Kotz wrote that SEC Chairwoman Mary Schapiro should review the findings of the report with the agency’s OCIE and Enforcement divisions’ management and focus on the “performance failures by those employees who still work at the SEC, so that appropriate action (which may include performance-based action, as appropriate) is taken, on an employee-by-employee basis.”

Schapiro issued another letter in response to the report reiterating her commitment to improving the SEC’s performance. “As I stated earlier this week, it is a failure that we continue to regret, and one that has led us to reform in many ways how we regulate markets and protect investors,” she wrote. “In the coming weeks we will continue to closely review the full report and learn every lesson we can to help build upon the many reforms we have already put into place since January.”

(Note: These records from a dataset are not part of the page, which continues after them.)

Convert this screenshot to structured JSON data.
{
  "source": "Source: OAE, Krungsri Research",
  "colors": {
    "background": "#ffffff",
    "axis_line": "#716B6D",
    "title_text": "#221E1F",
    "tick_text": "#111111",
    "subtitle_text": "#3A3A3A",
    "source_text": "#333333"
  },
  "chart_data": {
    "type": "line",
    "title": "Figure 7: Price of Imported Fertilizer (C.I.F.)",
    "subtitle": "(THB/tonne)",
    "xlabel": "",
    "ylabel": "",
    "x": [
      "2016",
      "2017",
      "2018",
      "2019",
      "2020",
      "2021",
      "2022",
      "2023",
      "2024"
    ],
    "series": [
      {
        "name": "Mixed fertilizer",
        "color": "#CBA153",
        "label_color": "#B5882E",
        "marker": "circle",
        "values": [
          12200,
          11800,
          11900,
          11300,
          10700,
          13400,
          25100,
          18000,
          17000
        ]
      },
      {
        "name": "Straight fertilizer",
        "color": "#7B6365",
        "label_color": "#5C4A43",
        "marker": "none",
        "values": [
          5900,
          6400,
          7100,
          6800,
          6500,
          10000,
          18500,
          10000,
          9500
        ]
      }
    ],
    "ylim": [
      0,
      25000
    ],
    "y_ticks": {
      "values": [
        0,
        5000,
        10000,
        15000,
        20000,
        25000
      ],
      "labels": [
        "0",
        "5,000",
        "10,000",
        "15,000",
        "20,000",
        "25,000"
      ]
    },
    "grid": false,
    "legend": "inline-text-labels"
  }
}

The SEC has been criticized by Congress over its failures in detecting the Madoff scheme. Several high-level SEC officials left the agency in the wake of the controversy.

Madoff was first charged by the SEC on Dec. 11, 2008 with bilking investors in a multi-billion-dollar Ponzi scheme. He was later hit with criminal charges and entered a guilty plea on March 12 to all charges. He is now serving a 150-year prison term.